Inverno, 1245 A.D.
Cale protese le mani sul fuoco. Il vento che spazzava la pianura era freddo, dalla collina su cui si era accampato lo vedeva scuotere i rami spogli degli alberi. Il cielo era grigio chiaro, e quegli arbusti parevano tante dita bisognose, protese verso di esso a pregare per un po’ di pioggia.
«E adesso?»
Tfalminaaz era appoggiata a un sasso, accanto a quello su cui stava seduto Cale. Il cassadoriano aprì la bocca per rispondere, ma ogni frase che aveva pensato gli scomparve dalla lingua. Gli dispiaceva essersi separato da Mal e da Fern, ma era meglio stare lontani dal Gardaire. Se ci fosse stato Venice, sarebbe andato con lui. Le parole di Malekith sulla follia del mago erano state come una stilettata, ci aveva ripensato per mesi. Gli salirono le lacrime agli occhi al solo pensiero.
Berry era morto. Malekith ce la metteva tutta per non dare a vedere quanto aveva sofferto, ma Cale lo percepiva lo stesso. Non ne avevano mai parlato, non aveva mai tirato fuori l’argomento. Avrebbe solo voluto abbracciarlo e dirgli che gli dispiaceva, che era lì con lui, sempre suo amico. Ma non avrebbe sistemato niente.
«Cale?»
«Non lo so, Tfalminaaz.»
Sbuffò e sfregò le mani tra loro per scaldarle. Su, a nord-est, c’era Forge. Forse Bazachel era ancora lì.
«Quella donna-mostro… che legame aveva col tuo amico alfnar?»
L’aveva trovata tra le braccia di Malekith, il cuore spaccato dalla sua lancia. Quanto poteva accanirsi, il destino, su una persona sola?
«Si erano amati.»
«Oh. Meglio cambiare argomento, allora.»
Non c’era da cambiare argomento.
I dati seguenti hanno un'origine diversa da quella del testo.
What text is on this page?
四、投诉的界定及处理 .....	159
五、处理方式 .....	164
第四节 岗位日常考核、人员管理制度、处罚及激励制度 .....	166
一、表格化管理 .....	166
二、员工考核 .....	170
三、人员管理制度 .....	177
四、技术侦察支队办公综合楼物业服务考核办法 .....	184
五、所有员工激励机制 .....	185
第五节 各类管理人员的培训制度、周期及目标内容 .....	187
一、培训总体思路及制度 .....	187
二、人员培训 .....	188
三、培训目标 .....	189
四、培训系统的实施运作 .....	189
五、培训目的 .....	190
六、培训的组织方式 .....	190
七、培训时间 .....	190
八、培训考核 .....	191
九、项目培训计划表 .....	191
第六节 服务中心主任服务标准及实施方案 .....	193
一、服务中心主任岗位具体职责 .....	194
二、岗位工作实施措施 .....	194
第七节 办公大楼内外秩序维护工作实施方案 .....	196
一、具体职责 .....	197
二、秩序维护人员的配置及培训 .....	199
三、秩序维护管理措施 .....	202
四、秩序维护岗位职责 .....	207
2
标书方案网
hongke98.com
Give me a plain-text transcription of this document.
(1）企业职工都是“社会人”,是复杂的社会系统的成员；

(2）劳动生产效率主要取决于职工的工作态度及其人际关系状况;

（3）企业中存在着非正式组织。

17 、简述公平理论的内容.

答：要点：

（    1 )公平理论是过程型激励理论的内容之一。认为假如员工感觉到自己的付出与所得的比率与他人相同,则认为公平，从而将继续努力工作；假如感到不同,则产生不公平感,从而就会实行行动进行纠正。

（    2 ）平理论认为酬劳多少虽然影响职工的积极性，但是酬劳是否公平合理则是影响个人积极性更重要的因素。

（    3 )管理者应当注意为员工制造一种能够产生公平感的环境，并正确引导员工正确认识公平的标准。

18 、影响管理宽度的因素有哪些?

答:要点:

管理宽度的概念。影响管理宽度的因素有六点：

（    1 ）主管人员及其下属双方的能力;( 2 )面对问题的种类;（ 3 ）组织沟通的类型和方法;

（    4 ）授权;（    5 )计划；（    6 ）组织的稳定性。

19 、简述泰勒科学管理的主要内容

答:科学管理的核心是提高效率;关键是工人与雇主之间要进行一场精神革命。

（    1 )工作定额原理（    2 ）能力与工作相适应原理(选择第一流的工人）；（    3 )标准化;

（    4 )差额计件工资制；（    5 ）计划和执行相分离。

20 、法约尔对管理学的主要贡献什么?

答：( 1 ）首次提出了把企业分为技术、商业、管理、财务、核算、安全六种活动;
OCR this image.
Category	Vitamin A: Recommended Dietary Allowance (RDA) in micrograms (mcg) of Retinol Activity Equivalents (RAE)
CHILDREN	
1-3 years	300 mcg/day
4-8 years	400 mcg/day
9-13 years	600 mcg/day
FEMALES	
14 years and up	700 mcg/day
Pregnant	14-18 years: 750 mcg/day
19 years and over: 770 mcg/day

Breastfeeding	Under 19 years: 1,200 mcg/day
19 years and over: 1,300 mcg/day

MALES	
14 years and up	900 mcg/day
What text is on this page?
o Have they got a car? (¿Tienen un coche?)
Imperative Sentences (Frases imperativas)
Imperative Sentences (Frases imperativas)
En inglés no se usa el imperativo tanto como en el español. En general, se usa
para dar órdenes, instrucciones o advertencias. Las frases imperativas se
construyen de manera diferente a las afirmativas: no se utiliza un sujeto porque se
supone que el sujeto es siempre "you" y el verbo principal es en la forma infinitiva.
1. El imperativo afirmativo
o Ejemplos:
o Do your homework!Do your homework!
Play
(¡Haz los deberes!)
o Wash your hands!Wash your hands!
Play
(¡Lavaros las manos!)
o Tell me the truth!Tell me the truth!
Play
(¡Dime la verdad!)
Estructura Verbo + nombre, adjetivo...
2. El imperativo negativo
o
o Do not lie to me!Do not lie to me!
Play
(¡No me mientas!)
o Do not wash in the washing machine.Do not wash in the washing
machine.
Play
I pensieri di Cale viravano in automatico su Talia. L’aveva abbandonata, come Mal con Shar. Peggio, anzi.
Sono scappato io.
Il vento continuava ad agitare i rami, come per pungolarli. Come se sapesse che gli alberi, comunque, non avrebbero potuto farci niente. Forse c’era qualcosa di Samwhaine in lui. Qualcosa di crudele, come gli aveva raccontato Tfalminaaz. Forse era solo il sangue che condividevano, e non poteva farci niente.
«Tu pensi… pensi che io sia come mio padre?»
Mal gli aveva detto, quella notte al circo, che non lo era affatto. Ma cosa poteva saperne, lui? Tfalminaaz fece quello strano suono simile a uno sbuffo.
«Non lo so, ragazzo. Tutta quella rabbia che ti tieni dentro, devo essere sincero, l’aveva anche tuo padre.»
«Lui la tirava fuori?»
«In battaglia. Mai visto nessuno combattere con tanta voglia di sfogarsi. Era come un fuoco che bruciava ogni cosa.»
«Io non ho più niente da bruciare. Non che mi sia caro, almeno.»
«Questo è pericoloso. Non si possono soffocare le fiamme all’infinito, ragazzo. Con quel tuo amico, quel Malekith, tu…»
Cale si grattò la nuca, piano.
«Non gli dico mai niente. Lo so.»
«Eppure, mi pare che i suoi comportamenti non ti piacciano.»
«Malekith fa quello che può. Non sai quante gliene sono capitate.»
«Sarà, ma ogni volta che torni da lui le cose peggiorano.»
Cale non rispose. Restò a guardare il vento che agitava gli alberi, e loro che continuavano a pregare che piovesse. O forse, che il vento diventasse più forte e li strappasse via, una volta per tutte. Erano così secchi che non doveva volerci molto.